Putaran satu yang diikuti tiga paslon sangat meriah kalau tidak berlebihan disebut cenderung kasar dan menggunakan segala cara. Cara yang dipakai dari yang wajar, normal, hingga di luar batas terjadi. Dua lawan satu seolah tersaji, baik resmi di depan debat resmi KPU pun terjadi, apalagi yang di luaran. Ada aksi dengan membawa agama juga hingga berjilid-jilid. Usai pemilihan dan hasil belum diumumkan keadaan sudah mulai mereda dan meredup.
Putaran dua, yang ada dua paslon malah sunyi senyap seolah pilkada sudah usai, padahal sama sekali belum. Hanya riak-riak kecil saja yang ada. Saling sindir dan fitnah nyaris tidak ada dan terdengar, hanya ada sesekali letupan gairah yang menyatakan pilkada belum usai. Padahal di sinilah head to head,identik dengan pilpres lalu, malah salah satu andalan menyeberang pagar. Mengapa bisa sesunyi ini?
Pertama, energi sudah habis di putaran pertama. Ingat bukan perkara mudah dan murah untuk menyerang itu. Selain energi juga modal baik kapital juga ide seolah habis, tidak ada lagi perselisihan yang bisa dikembangkan lebih jauh, karena ujung-ujungnya akan kembali ketahuan kalau itu hanya akal-akalan saja.
Kedua, pihak yang suka keriuhan dan keramaian telah tereliminasi. Suka atau tidak, sumber gaduh adalah Pak Beye, dan kebetulan jagoan beliau malah tersingkir lebih awal. Mengapa jadi sependiam ini Pak Beye tentu saja bisa menjadi kajian lain di artikel yang berbeda tentunya. Malah sudah tayang lebih dulu. He...he...http://www.kompasiana.com/paulodenoven/pendiamnya-pak-beye_58cea36b44afbdc208aa7de6
Ketiga, pihak yang mendukung keriuhan kehabisan energi karena malah terbelit kasusnya sendiri. Hal ini pun suka atau tidak menjadi catatan khusus. Bagaimana federasi penthung yang merajalela di pra pilkada hingga pertengahan putaran pertama berubah menjadi sunyi senyap kala mengalamai pemeriksaan demi pemeriksaan. Jawara tanpa tanding yang seperti tidak ada lawan itu berubah menjadi pendiam seribu bahasa. Apakah ini politis atau trik, nampaknya tidak, namun memang sudah kehabisan energi dan kesempatan.
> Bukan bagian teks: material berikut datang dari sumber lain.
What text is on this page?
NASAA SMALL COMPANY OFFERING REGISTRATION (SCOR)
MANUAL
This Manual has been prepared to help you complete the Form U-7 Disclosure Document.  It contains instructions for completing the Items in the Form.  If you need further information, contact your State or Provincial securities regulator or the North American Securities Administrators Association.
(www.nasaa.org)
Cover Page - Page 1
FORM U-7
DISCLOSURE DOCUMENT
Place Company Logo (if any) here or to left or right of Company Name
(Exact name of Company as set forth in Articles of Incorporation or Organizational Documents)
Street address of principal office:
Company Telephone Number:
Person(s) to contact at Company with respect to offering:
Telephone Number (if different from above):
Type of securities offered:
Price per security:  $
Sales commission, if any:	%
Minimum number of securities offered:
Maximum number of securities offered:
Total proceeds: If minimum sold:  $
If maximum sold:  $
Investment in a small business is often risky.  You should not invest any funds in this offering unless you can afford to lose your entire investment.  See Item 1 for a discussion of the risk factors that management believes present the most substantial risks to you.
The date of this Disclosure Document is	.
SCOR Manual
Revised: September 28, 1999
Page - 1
Keempat, pemilih Jakarta lebih rasional dan logis, apa yang ramai jauh hari itu memang diciptakan, karena buktinya sama sekali berbeda ketika pemilihan terjadi. Lebih ramai oleh pihak lain dan bukan pemilih.
Kelima, isu dan tiupan gosip ternyata tidak mendapatkan sambaran seperti yang sudah-sudah. Sebenarnya banyak hal yang coba ditiupkan, namun tetap saja tidak menjadi gelindingan bola salju, malah diam dan tidak bergerak. Jika demikian, tentu enggan “pemodal” yang mau membuat kacau dan ramainya keadaan.
Keenam, para petarung telah tahu dengan baik peta, kondisi baik diri sendiri ataupun lawan. Jadi apapun usahanya sudah tidak perlu lagi, karena hanya tinggal menunggu waktunya saja. Tidak ada lagi yang perlu dilakukan dengan keras seperti eposide yang sudah-sudah.
Ketujuh, para paslon lebih banyak main aman dan main di bawah layar sehingga tidak lagi menarik bagi media ataupun netizen. Tentu mereka tetap melakukan perebutan dukungan dari paslon nomer satu baik suara ataupun parpol.